Thach Sang said he was held in the Chi Hoa Prison in the Cholon section of Ho Chi Minh City. He said he was sent to do hard labor near Bien Hoa, northeast of the former South Vietnamese capital.

"Over 1,000 Cambodians are detained there and at many other places," Thach Sang said. He said 4,000 prisoners were held at Long Khanh near Bien Hoa.

One of the Cambodian prisoners still held in Ho Chi Minh City, he said, was Son Sann's youngest brother, a former pilot in the pre-1975 Cambodian Air Force under the government of Lon Nol.

Thach Sang said that many other members of the Khmer Khom ethnic group have been arrested in Phnom Penh by the Heng Samrin government, which was installed by Vietnamese invasion troops in January 1979.

The authorities "think that since Son Sann is also a Khmer Khom, they are all his supporters," Thach Sang said. In fact, he said, the 70-year-old resistance leader is popular among Khmer Khoms in both Phnom Penh and southern Vietnam.

After his arrest in the Cambodian capital, Thach Sang said, he was again beaten during interrogation, but not as harshly as in Vietnam. He said he was held in the Central Prison behind Phnom Penh's Onalom Temple along with 4,000 other prisoners.

He was given only rice and salt to eat and lived in a crowded cell with 50 other prisoners, he said. Thach Sang said that most political prisoners held by the Heng Samrin government were accused of backing Son Sann's group, but that he had no idea how many actual supporters were imprisoned.

The Cambodian refugee said the prison warden was a Vietnamese, and that the guards were all Vietnamese soldiers.

Another Phnom Penh prison, he said, was located near Lon Nol's former house and held Vietnamese deserters.

In an indication of the Phnom Penh government's acute shortage of managerial talent, Thach Sang said that when he was arrested he was offered a job as director of Cambodia's national bank.

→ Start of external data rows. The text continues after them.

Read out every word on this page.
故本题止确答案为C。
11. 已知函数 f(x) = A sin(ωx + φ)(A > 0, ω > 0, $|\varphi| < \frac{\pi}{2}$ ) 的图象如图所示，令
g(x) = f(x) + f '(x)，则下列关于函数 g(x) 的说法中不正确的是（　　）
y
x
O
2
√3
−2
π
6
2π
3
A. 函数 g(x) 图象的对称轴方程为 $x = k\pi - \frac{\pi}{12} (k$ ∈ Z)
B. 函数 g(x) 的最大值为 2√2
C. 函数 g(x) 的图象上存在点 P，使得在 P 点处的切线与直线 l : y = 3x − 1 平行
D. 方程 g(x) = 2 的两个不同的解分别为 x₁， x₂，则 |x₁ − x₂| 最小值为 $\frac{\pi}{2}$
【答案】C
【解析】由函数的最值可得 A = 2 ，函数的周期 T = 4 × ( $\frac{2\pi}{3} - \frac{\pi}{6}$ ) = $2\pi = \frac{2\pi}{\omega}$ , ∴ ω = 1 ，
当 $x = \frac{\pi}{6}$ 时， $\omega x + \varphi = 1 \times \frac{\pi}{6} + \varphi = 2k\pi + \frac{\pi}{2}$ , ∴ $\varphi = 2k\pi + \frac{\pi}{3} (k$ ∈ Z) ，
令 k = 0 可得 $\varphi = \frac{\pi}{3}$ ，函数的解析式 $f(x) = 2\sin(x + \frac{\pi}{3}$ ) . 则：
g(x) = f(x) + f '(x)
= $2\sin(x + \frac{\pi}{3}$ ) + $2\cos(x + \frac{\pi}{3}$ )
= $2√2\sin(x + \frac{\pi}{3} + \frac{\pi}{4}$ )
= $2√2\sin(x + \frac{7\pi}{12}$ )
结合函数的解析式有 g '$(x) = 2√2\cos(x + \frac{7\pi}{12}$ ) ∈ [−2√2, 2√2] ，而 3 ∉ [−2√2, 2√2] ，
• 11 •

To reach this camp about 15 miles north of the Thai town of Aranyaprathet, Thach Sang and a relative, Ith Phin, pretending to be smugglers, set out by train to Battambang. Then they headed for the border by motorbike and on foot, reaching here Sept. 15, three days after they left the capital.

Ith Phin, looking older than his 50 years, said his daughter was arrested as an agent of the Khmer People's National Liberation Front 10 months ago and is still being held.